What I'd tell Day 1 me
Build the boring infrastructure first, even when it feels like procrastination. I wanted to spend my first two weeks making the generated content better. I should've spent it making sure a failed job never disappeared silently. Every scaling problem I hit later traced back to infrastructure decisions I made — or skipped — in week one.
Also: the first version of any quality check you write is going to have a blind spot you can't see yet. Ship it but go looking for the blind spot instead of waiting for a user to find it for you.
The next 100 days
The next stretch is less about new architecture and more about pressure-testing what exists. I want to push the quality gate against content types it hasn't seen yet, and I want to understand why beta adoption has been word-of-mouth instead of something repeatable.

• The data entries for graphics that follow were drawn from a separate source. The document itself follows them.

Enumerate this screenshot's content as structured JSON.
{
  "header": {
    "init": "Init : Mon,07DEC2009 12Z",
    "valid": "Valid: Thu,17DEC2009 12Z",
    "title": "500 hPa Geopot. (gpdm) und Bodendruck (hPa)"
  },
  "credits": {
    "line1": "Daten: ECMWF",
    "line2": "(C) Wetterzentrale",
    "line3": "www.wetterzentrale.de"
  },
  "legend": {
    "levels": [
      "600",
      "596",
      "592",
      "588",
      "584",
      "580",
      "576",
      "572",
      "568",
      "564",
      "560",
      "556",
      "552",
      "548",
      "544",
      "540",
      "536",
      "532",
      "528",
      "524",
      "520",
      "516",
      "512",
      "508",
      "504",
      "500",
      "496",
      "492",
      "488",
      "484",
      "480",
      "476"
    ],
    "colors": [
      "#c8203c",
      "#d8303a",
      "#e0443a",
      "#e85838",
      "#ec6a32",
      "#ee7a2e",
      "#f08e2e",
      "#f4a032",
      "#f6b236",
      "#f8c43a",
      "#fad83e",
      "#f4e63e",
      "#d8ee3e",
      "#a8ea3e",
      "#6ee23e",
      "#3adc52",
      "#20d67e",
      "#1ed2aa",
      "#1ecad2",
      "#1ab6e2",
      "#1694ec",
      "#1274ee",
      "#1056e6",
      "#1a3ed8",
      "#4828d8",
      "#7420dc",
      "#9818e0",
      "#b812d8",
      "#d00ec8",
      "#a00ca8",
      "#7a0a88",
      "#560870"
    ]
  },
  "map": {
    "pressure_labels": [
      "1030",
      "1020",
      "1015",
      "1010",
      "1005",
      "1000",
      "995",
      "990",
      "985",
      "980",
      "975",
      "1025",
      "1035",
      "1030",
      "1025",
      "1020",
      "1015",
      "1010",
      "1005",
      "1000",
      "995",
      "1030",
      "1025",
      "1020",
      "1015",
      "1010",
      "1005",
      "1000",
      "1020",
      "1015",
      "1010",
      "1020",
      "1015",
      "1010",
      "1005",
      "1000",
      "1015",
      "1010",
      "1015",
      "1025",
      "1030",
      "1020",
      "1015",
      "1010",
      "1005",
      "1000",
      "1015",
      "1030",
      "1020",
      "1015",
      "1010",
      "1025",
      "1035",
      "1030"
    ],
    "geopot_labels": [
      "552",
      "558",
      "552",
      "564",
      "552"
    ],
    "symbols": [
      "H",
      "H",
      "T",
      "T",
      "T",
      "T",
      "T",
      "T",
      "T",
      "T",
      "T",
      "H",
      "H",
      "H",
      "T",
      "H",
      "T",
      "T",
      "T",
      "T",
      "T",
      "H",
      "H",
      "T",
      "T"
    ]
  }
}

I'm also sitting on a decision I haven't made: whether to open-source more of the pipeline the way I did with the formatting engine, or keep tightening it privately before showing more of it. I don't have a strong argument either way yet, which usually means I'm missing information, not that the decision doesn't matter.
Have you had a moment where building in public changed a technical decision you made — not just how you wrote about it, but the actual call? I'd like to know I'm not the only one who's caught themselves cutting a corner because they knew they'd have to explain it later.